Birnam Wood starts moving



John Howard has been the most centralist Prime Minister since Whitlam. While Whitlam's centralism reinforced federalism within the Liberal Party, Howard's centralism has wrecked it.

The practice of moving apparatchiks around the country and the decline of the Melbourne Raj at the top of that party have made the Liberal Party more responsive to federal needs and less responsive to those of a particular state.

Fundraising goes to federal campaigns, not state ones. At state elections, a bunch of long-serving apparatchiks who are not valued enough to be kept in Canberra are sent around to discourage any boisterousness on the part of State Liberal upstarts who actually want to win government - these guys floated to the top of Liberal campaigns in time to see the Fraser government into oblivion, and John Howard only became Prime Minister once he stopped listening to them. Their suggestions are always lame and they speak through clenched teeth at out-of-their-depth State Directors and putative Premiers, who immediately buckle and offer insipid, half-baked performances that repel voters. Dopey shadow ministers who do what they're told receive nods and winks (but bugger-all else) of support, while thinkers and doers are discouraged.

Howard puts in token appearances with Liberal leaders but doesn't include them in, or give them advance warning of, big-ticket policy announcements. These are reserved for the Labor Premiers, who look statesmanlike on telly and who then go into Parliament and monster their ill-advised, ill-funded and demoralised opponents.

This follows the model of John Carrick, General Secretary of the Liberal Party in NSW 1948-71, who was intensely focused on keeping the Menzies Government in office federally and didn't give a rat's about winning state government. The Coalition almost won State Government in 1959 against a succession of Labor Premiers who look as though they were carved out of mashed potato. Only when Robin Askin became State leader of the Liberal Party did he realise that Carrick was not going to capitalise on this, and effectively set up a parallel campaign team that eventually got him over the line six years later. This carelessness has built a born-to-rule mentality among NSW Labor, manifest in Keating's projection of this onto the Libs as well as the political inbreed currently occupying the NSW Premier's office. Carrick was John Howard's mentor.

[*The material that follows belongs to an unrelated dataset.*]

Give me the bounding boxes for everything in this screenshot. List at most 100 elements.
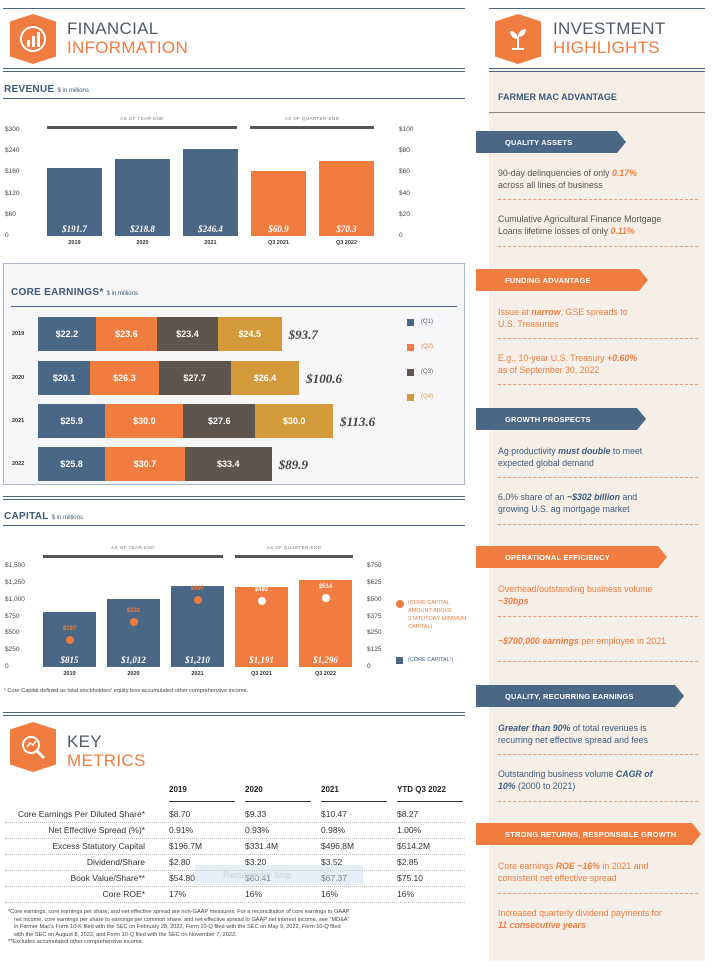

None of this should be read as claiming that John Howard is to blame for the Liberals' lack of success at State level over the past dozen years or so. He isn't even largely to blame, as state Libs should have stood up for themselves. Standing up to a proven winner without a similar record of electoral achievement is, admittedly, fraught. However, the assumption that John Howard supports Liberals at the state level - which even seeps its way into first-year political science courses at our universities - is flatly wrong.

Now, all the state Labor leaders are starting to close ranks against Howard - about water, Dr Haneef and who knows what else in coming weeks. It creates the impression that Howard's lost the ability to govern the country. State Premiers don't normally need to reinforce their own political positions by shirt-fronting a Prime Minister of the opposing party (Greiner got on well with Hawke, as did Keating with Kennett, etc.), but there's more political capital to be had from the prospect of a Rudd Labor government than the stumbling, bleeding reality Howard presents us with.

Howard could really use some help from a state Premier who stands with him on the issues that Liberals care about. Wonder where he'll get one of those? The state Libs with the best chance of victory, Barry O'Farrell and Ted Baillieu, will be up against it in trying to crack the Labor bloc - but their chances will be better, not worse, once they are no longer encumbered by "help" from team Howard.